Lower for longer has become the prevailing mind-set among the executive corridors of the industry. In an environment where the light of dawn is not visible yet, both survival mode and delivering outperformance mean that a new set of tactics needs to evolve from the wounds that were created over the past three years. During the downturn operators renegotiated their contracts with service companies, streamlined internal efficiencies and leveraged technologies with which they were familiar. The returns from these strategies are starting to plateau. In a lower-for-longer environment, how can operators be profitable and drive outsized shareholder value?

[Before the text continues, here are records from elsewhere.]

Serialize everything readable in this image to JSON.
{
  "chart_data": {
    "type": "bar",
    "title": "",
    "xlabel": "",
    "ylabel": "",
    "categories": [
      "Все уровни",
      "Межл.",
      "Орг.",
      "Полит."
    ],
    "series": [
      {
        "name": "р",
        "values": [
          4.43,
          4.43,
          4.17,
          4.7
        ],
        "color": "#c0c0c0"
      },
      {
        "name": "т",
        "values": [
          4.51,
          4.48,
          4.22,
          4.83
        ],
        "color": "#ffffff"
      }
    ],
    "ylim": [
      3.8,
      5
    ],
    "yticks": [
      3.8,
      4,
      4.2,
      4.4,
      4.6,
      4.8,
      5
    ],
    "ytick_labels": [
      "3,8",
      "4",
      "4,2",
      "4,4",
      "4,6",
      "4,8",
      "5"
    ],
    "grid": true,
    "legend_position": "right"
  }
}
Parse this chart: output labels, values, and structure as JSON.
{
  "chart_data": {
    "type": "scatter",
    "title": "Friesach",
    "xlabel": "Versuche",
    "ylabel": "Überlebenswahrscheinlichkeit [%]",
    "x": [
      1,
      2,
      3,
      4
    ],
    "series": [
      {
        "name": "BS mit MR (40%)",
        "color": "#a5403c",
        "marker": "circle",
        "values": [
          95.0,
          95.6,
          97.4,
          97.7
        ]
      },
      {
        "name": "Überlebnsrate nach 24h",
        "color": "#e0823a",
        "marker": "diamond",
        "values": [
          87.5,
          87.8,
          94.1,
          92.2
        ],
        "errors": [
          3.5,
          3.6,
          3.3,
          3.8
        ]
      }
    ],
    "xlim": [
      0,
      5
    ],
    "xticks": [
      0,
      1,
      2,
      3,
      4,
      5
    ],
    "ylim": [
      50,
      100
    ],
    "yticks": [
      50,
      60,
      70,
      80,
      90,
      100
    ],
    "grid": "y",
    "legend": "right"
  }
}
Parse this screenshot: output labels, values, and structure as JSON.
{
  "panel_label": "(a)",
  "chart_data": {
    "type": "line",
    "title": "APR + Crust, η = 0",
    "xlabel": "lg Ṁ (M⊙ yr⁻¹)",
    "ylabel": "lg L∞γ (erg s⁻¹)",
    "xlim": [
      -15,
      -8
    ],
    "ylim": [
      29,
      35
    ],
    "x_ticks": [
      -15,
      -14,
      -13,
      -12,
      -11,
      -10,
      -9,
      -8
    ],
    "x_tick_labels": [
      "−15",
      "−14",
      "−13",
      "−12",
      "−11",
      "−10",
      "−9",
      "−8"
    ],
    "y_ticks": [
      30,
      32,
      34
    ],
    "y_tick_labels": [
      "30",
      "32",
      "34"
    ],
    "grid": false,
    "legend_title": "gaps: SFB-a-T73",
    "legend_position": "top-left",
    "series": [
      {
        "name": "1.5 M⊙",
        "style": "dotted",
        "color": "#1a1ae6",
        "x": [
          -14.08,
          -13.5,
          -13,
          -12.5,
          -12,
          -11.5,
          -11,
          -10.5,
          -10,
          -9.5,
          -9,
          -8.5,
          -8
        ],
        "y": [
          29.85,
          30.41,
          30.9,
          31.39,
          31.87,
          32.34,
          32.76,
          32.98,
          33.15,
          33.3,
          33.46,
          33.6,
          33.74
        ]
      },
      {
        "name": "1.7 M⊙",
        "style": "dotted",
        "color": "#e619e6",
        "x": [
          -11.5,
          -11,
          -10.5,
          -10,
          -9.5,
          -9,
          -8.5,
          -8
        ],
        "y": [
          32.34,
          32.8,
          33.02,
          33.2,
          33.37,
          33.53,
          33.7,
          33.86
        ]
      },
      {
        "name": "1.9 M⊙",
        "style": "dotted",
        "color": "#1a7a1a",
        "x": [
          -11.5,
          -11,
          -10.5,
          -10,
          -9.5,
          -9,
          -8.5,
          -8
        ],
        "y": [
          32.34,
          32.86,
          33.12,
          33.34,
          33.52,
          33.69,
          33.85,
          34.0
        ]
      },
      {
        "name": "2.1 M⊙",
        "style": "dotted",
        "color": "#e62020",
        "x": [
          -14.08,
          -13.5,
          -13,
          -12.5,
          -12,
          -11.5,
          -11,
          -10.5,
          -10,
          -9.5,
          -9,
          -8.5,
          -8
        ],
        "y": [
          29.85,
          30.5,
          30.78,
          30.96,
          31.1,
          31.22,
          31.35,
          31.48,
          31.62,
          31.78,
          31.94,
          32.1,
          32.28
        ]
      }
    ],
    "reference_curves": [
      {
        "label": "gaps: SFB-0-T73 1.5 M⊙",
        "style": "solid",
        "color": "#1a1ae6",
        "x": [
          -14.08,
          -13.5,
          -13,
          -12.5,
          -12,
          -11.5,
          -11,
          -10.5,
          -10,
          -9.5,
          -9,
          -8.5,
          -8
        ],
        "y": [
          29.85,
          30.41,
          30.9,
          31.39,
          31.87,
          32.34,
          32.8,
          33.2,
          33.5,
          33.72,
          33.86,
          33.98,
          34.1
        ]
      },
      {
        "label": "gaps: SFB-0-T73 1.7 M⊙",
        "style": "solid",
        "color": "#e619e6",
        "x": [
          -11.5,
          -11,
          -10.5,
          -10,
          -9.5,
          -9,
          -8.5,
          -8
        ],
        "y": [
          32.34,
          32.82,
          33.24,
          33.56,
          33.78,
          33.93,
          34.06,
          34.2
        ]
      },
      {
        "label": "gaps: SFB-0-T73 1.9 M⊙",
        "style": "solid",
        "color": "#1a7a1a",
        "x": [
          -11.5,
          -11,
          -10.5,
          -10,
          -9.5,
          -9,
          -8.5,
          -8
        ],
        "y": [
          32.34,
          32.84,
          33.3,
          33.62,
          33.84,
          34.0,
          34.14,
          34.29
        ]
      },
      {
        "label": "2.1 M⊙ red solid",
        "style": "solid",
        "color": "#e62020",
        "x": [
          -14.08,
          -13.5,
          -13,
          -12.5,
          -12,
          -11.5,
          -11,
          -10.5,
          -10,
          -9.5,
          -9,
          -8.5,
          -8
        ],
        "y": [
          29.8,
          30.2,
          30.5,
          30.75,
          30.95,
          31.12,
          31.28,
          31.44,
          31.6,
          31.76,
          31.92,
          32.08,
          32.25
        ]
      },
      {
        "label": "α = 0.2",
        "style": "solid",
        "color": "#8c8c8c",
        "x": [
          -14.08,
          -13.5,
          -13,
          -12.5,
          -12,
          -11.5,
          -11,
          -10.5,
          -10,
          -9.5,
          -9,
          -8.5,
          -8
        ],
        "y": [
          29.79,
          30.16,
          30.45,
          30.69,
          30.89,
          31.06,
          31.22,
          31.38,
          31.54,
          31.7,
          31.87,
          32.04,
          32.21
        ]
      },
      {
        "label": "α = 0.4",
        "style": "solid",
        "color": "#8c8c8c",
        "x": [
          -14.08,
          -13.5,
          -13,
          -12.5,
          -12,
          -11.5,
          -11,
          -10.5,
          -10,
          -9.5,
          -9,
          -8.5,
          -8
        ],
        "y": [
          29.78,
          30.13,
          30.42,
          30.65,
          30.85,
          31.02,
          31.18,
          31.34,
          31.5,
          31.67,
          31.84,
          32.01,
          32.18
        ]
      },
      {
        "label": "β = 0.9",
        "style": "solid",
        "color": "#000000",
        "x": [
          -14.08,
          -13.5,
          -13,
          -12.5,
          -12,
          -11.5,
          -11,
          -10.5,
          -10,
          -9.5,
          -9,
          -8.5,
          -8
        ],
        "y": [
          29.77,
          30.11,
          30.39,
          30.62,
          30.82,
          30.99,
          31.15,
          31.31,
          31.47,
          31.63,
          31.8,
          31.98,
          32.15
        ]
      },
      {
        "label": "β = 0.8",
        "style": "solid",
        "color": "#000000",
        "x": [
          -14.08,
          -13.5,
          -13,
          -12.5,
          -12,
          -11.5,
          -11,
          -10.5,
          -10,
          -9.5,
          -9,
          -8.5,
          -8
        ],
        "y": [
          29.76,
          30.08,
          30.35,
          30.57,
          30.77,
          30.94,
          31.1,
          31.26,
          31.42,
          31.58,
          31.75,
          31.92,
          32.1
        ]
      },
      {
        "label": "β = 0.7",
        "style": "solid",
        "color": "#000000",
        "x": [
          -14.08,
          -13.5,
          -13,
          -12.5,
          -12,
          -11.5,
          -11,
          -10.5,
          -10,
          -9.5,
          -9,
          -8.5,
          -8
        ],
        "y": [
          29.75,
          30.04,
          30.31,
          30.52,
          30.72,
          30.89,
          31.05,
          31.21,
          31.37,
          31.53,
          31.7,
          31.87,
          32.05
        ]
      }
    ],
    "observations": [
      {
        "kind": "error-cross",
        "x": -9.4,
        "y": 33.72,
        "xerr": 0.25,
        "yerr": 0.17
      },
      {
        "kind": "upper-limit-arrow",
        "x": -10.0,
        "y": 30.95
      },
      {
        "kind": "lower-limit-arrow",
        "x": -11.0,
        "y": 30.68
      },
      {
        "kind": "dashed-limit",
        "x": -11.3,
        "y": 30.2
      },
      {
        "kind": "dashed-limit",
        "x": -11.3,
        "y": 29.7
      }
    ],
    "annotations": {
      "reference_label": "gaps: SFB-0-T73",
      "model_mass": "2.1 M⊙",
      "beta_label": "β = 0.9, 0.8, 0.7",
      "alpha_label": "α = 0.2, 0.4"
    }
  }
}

For example, development of core acreage in the major shale basins has matured, and the need going forward will be to develop Tier 2 and Tier 3 acreage as cost-effectively as possible. These reservoirs are more difficult to produce, and lifting costs are more expensive. Thus, asset teams need to sharpen their pencils when it comes to delineating the reservoir, finding sweet spots, shortening drilling time and identifying optimal well spacing and completion parameters.
However, corporate mandates to cut costs run counter to collecting the subsurface measurements and performing the geoscience interpretation that is required. It is exactly the wrong time to make do with less.
Artificial intelligence (AI) is considered an essential technology to drive the new economy. For oil and gas companies that need to do more with less, AI is an important tool that should be in every operator’s arsenal. The right approach with AI is to adopt a barbell strategy of short-term cost savings combined with longterm moonshots. Initial implementation should have substantial, measurable cost savings delivered within one to three months. This is important not only to satisfy budgets, but it compels data science teams to look under a few more rocks than they normally would have to find the right use cases that can help the asset teams. Moreover, if the short-term implementation has measurable cost savings, then the asset teams, data science groups and service providers develop the needed team chemistry—and a better understanding of corporate priorities—to pursue long-term moonshot projects that can deliver shareholder returns in big chunks.
Data are key
One of the hidden obstacles in using AI is that its implementation requires a significant amount of training data to calibrate models to local parameters. In many cases, operators do not have the “Big” in Big Data to leverage AI technologies in any meaningful way. However, this field data can be found from consortia that pool data among operators as well as service companies, which can bring a rich database to the table. Partnering with a service provider that brings its own database means the operator doesn’t have to worry about providing data it might not have nor a budget to obtain them.
The leading AI companies don’t just aggregate data from multiple operators across various basins. They can use well data from one basin and project those AI models into entirely different basins or frontier acreage. They can squeeze more insight out of the data, whether it is about extracting sonic velocity from drilling data or upscaling seismic to near-log scale resolution. These technologies reduce overall data acquisition expenditures while advancing the operations of drilling faster, completing more efficiently and increasing production.
Faster ROP across the rig fleet and lower logging costs are both measurable. One interesting example of a high-value opportunity is that one major has qualified an AI-based service to obtain sonic logs in deep water without running the traditional LWD tools. Using the technology for discrete and measurable use cases can help a company reduce expenditures, which more than pays for future impactful but longer term projects like optimal well spacing and reservoir delineation. Taken together, this barbell strategy is key to leveraging AI successfully so that companies can survive an extended downturn and outperform operationally.